In order to satisfy this requirement, you are expected to keep your software systems and operating systems updated to the latest stable releases. You are expected to apply vendor-supplied critical patches within 1-month after they have been released.

Requirement 7: Restrict access to cardholder data by business need to know

Ok, requirement #7 falls under the criteria of “access control.” This requirement stipulates that you should create a secure pool (or group) of users that have direct access to the cardholder data. People are added to that group ONLY if they have a legitimate business purpose to “need to know” the details of the cardholder data.

Requirement 8: Identify and authenticate access to system components

Requirements #7 and #8 go hand-in-hand because if you’re going to create a secure group of users who will have access to the cardholder data, then you have the infrastructure in place to provide 2-factor authentication to identify those users. A system component can be any type of computing infrastructure such as a webserver, database, or firewall.

Requirement 9: Restrict physical access to cardholder data

In traditional computing systems, cardholder data (either from a credit or a debit card) is physically stored in a database. In order to comply with requirement #9, the computer where the database is installed needs to be physically restricted to prevent unauthorized users to get access to the cardholder data. Such restrictions could be (for instance) a secured computer room that has keycard access.

Requirement 10: Track and monitor all access to network resources and cardholder data

Again, this requirement becomes simple when you use a HIDS as a part of your overall computer security system. In order to detect if there is any type of unauthorized access to computer systems, you need software that is capable of detecting intrusions as well as provide the logging and reporting necessary to catalog all types of access to your systems.

Requirement 11: Regularly test security systems and processes

Unfortunately, just because you’ve implemented all of the above PCI DSS security requirements within your computing infrastructure, it doesn’t mean that they’re all working as intended. So, in order to be compliant with #11, you need to implement a system that periodically tests the integrity of your system as a whole.

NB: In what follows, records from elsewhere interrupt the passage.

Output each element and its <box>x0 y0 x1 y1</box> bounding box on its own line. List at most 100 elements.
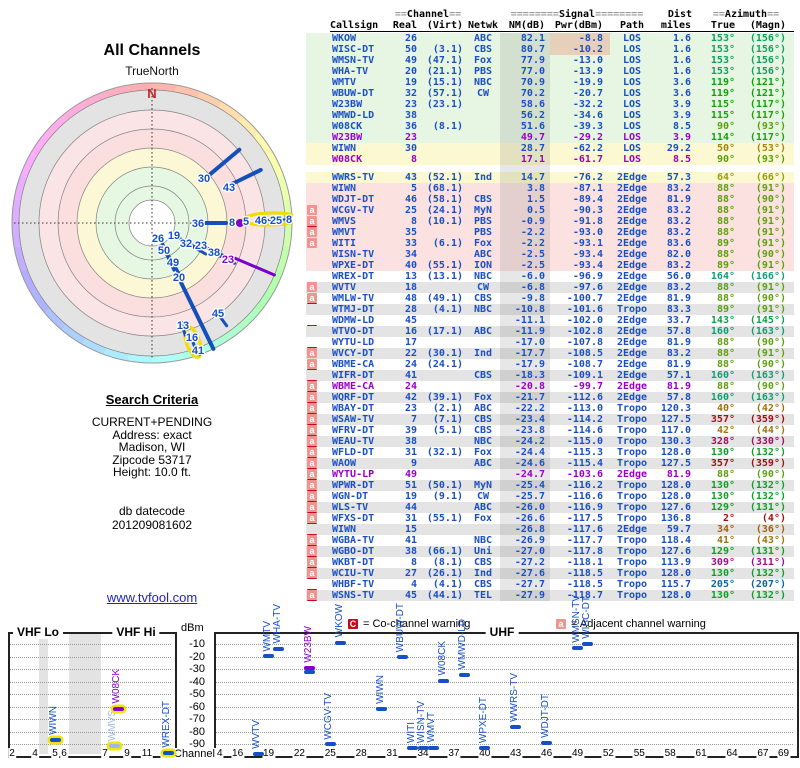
channel-tick-label: 46 <box>540 748 554 759</box>
power: -116.2 <box>566 480 603 491</box>
path: 2Edge <box>616 205 648 216</box>
virtual-channel <box>420 458 466 469</box>
svg-text:5: 5 <box>243 216 249 228</box>
svg-text:43: 43 <box>223 182 235 194</box>
azimuth-magnetic: (117°) <box>749 99 786 110</box>
virtual-channel <box>420 143 466 154</box>
header-channel-group: ==Channel== <box>394 9 462 20</box>
virtual-channel <box>420 535 466 546</box>
network <box>466 132 500 143</box>
adjacent-warning-badge <box>307 304 317 314</box>
real-channel: 7 <box>410 414 417 425</box>
station-label: WPXE-DT <box>477 697 489 744</box>
callsign: WVTV <box>332 282 357 293</box>
path: LOS <box>622 66 642 77</box>
callsign: WVCY-DT <box>332 348 375 359</box>
callsign: WYTU-LD <box>332 337 375 348</box>
path: 2Edge <box>616 183 648 194</box>
virtual-channel: (24.1) <box>426 359 463 370</box>
azimuth-true: 2° <box>722 513 735 524</box>
real-channel: 5 <box>410 183 417 194</box>
dbm-tick-label: -40 <box>189 675 205 688</box>
azimuth-true: 143° <box>710 315 735 326</box>
callsign: WHBF-TV <box>332 579 375 590</box>
column-header: Real <box>392 20 417 31</box>
real-channel: 15 <box>404 524 417 535</box>
azimuth-magnetic: (132°) <box>749 447 786 458</box>
virtual-channel <box>420 132 466 143</box>
table-row: aCWFRV-DT39(5.1)CBS-23.8-114.6Tropo117.0… <box>306 425 794 436</box>
distance-miles: 83.3 <box>666 304 691 315</box>
distance-miles: 1.6 <box>672 66 691 77</box>
search-criteria-panel: Search Criteria CURRENT+PENDING Address: … <box>11 392 293 532</box>
callsign: WMSN-TV <box>332 55 375 66</box>
network: NBC <box>473 304 493 315</box>
channel-tick-label: 16 <box>231 748 245 759</box>
virtual-channel <box>420 315 466 326</box>
path: LOS <box>622 44 642 55</box>
signal-bar <box>541 741 553 746</box>
path: LOS <box>622 99 642 110</box>
callsign: WPWR-DT <box>332 480 375 491</box>
svg-text:8: 8 <box>229 217 235 229</box>
dbm-tick-label: -30 <box>189 663 205 675</box>
channel-tick-label: 6 <box>60 748 68 759</box>
virtual-channel: (4.1) <box>432 579 463 590</box>
real-channel: 42 <box>404 392 417 403</box>
virtual-channel: (49.1) <box>426 293 463 304</box>
adjacent-warning-badge <box>307 99 317 109</box>
header-dist-group: Dist <box>667 9 692 20</box>
station-label: WBUW-DT <box>395 603 407 653</box>
table-row: WTMJ-DT 28 (4.1) NBC -10.8 -101.6 Tropo 83.3 89°… <box>306 304 794 315</box>
distance-miles: 117.0 <box>660 425 691 436</box>
network: Fox <box>473 55 493 66</box>
svg-text:50: 50 <box>158 245 170 257</box>
azimuth-true: 88° <box>716 348 735 359</box>
real-channel: 23 <box>404 132 417 143</box>
channel-tick-label: 58 <box>663 748 677 759</box>
network: NBC <box>473 77 493 88</box>
distance-miles: 81.9 <box>666 359 691 370</box>
power: -113.0 <box>566 403 603 414</box>
network: NBC <box>473 271 493 282</box>
noise-margin: -27.2 <box>500 557 550 568</box>
network: CBS <box>473 293 493 304</box>
table-row: a WVTV 18 CW -6.8 -97.6 2Edge 83.2 88° (91°) <box>306 282 794 293</box>
power: -117.7 <box>566 535 603 546</box>
real-channel: 38 <box>404 110 417 121</box>
path: Tropo <box>616 546 648 557</box>
table-row: CWIWN15-26.8-117.62Edge59.734°(36°) <box>306 524 794 535</box>
azimuth-magnetic: (91°) <box>755 216 786 227</box>
distance-miles: 1.6 <box>672 33 691 44</box>
callsign: WTVO-DT <box>332 326 375 337</box>
table-row: aCWGN-DT19(9.1)CW-25.7-116.6Tropo128.013… <box>306 491 794 502</box>
callsign: WCIU-TV <box>332 568 375 579</box>
noise-margin: 14.7 <box>500 172 550 183</box>
real-channel: 4 <box>410 579 417 590</box>
channel-tick-label: 2 <box>8 748 16 759</box>
virtual-channel <box>420 282 466 293</box>
channel-tick-label: 49 <box>570 748 585 759</box>
tvfool-link[interactable]: www.tvfool.com <box>11 590 293 605</box>
spectrum-panel <box>214 632 799 758</box>
distance-miles: 130.3 <box>660 436 691 447</box>
adjacent-warning-badge: a <box>307 458 317 468</box>
station-label: WREX-DT <box>161 700 172 748</box>
power: -115.4 <box>566 458 603 469</box>
virtual-channel: (55.1) <box>426 260 463 271</box>
adjacent-warning-badge <box>307 183 317 193</box>
path: Tropo <box>616 502 648 513</box>
noise-margin: -26.9 <box>500 535 550 546</box>
distance-miles: 57.3 <box>666 172 691 183</box>
azimuth-true: 88° <box>716 205 735 216</box>
table-row: a WITI 33 (6.1) Fox -2.2 -93.1 2Edge 83.6 89° (91°… <box>306 238 794 249</box>
callsign: WREX-DT <box>332 271 375 282</box>
callsign: W08CK <box>332 154 363 165</box>
callsign: WKBT-DT <box>332 557 375 568</box>
table-row: WKOW 26 ABC 82.1 -8.8 LOS 1.6 153° (156°) <box>306 33 794 44</box>
search-criteria-line: Madison, WI <box>118 440 186 454</box>
distance-miles: 128.0 <box>660 480 691 491</box>
azimuth-true: 153° <box>710 44 735 55</box>
azimuth-true: 153° <box>710 66 735 77</box>
adjacent-warning-badge: a <box>307 425 317 435</box>
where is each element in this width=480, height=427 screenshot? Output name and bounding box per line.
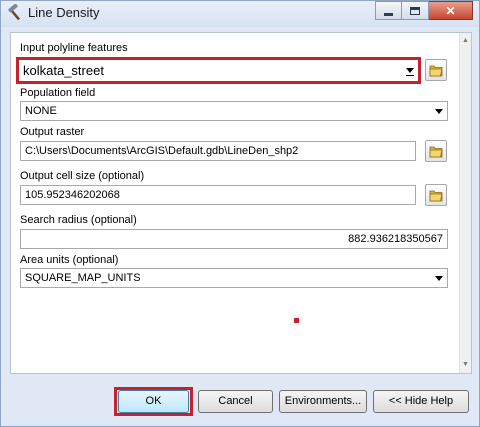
input-polyline-dropdown[interactable]: kolkata_street [19,60,418,80]
maximize-button[interactable] [402,1,429,20]
scroll-up-icon[interactable]: ▲ [460,35,471,47]
hide-help-button[interactable]: << Hide Help [373,390,469,413]
search-radius-value: 882.936218350567 [348,233,443,245]
red-marker [294,318,299,323]
input-polyline-label: Input polyline features [20,42,128,54]
folder-icon [429,146,443,158]
output-cell-size-label: Output cell size (optional) [20,170,145,182]
population-field-label: Population field [20,87,96,99]
close-button[interactable]: ✕ [429,1,473,20]
area-units-value: SQUARE_MAP_UNITS [25,272,141,284]
area-units-label: Area units (optional) [20,254,119,266]
vertical-scrollbar[interactable]: ▲ ▼ [459,33,471,373]
chevron-down-icon [406,68,414,73]
cell-size-browse-button[interactable] [425,184,447,206]
parameters-panel: Input polyline features kolkata_street P… [10,32,472,374]
population-field-dropdown[interactable]: NONE [20,101,448,121]
search-radius-label: Search radius (optional) [20,214,137,226]
maximize-icon [410,6,420,15]
area-units-dropdown[interactable]: SQUARE_MAP_UNITS [20,268,448,288]
window-controls: ✕ [375,1,473,20]
folder-icon [429,65,443,77]
output-cell-size-input[interactable]: 105.952346202068 [20,185,416,205]
scroll-down-icon[interactable]: ▼ [460,359,471,371]
output-cell-size-value: 105.952346202068 [25,189,120,201]
input-browse-button[interactable] [425,59,447,81]
dropdown-underline [406,75,414,76]
close-icon: ✕ [445,3,456,18]
output-raster-value: C:\Users\Documents\ArcGIS\Default.gdb\Li… [25,145,299,157]
output-raster-browse-button[interactable] [425,140,447,162]
output-raster-input[interactable]: C:\Users\Documents\ArcGIS\Default.gdb\Li… [20,141,416,161]
hammer-icon [6,3,24,22]
minimize-button[interactable] [375,1,402,20]
environments-button[interactable]: Environments... [279,390,367,413]
title-bar[interactable]: Line Density ✕ [1,1,479,27]
search-radius-input[interactable]: 882.936218350567 [20,229,448,249]
line-density-dialog: Line Density ✕ Input polyline features k… [0,0,480,427]
input-polyline-value: kolkata_street [23,63,104,78]
cancel-button[interactable]: Cancel [198,390,273,413]
folder-icon [429,190,443,202]
minimize-icon [384,12,393,16]
window-title: Line Density [28,5,100,20]
population-field-value: NONE [25,105,57,117]
ok-button[interactable]: OK [118,390,189,413]
chevron-down-icon [435,276,443,281]
output-raster-label: Output raster [20,126,85,138]
chevron-down-icon [435,109,443,114]
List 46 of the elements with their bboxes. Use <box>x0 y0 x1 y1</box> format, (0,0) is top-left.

Requirement 12: Maintain a policy that addresses information security for all personnel

As a part of the final requirement, it is mandatory that your company makes information security as an official part of the company’s policy. As a result, it becomes “everyone’s responsibility” to employ the company’s policies to protect cardholder data.

How Lacework’s Host Intrusion Detection overcomes the limitations of network intrusion detection systems

Lacework enables organizations to strengthen their cloud security with an anomaly-based intrusion detection system that operates at the host-level. Because data is collected at the host level, security teams can more accurately and effectively detect insider attacks that others wouldn’t be identified in network traffic. Instead of using the same signatures and rules that hackers already know about, our host intrusion detection system (HIDS) operates far beyond the limitations of a network-based intrusion detection system to identify all activity happening across all cloud workloads and accounts.

Security of your workloads depends on how well your HIDS solution can detect insider attacks that otherwise won’t be caught in the network traffic, and how well you can investigate an infected host or application based on the data that has been collected.

Host intrusion detection overcomes the limitations of network intrusion detection systems that are traditionally used in an enterprise data center or non-cloud based infrastructure. Intrusion detection originally looked only at ingress and egress traffic on an enterprise’s network. But to address the constantly changing nature of cloud and containerized environments, a new, agile, and far more comprehensive solution is required.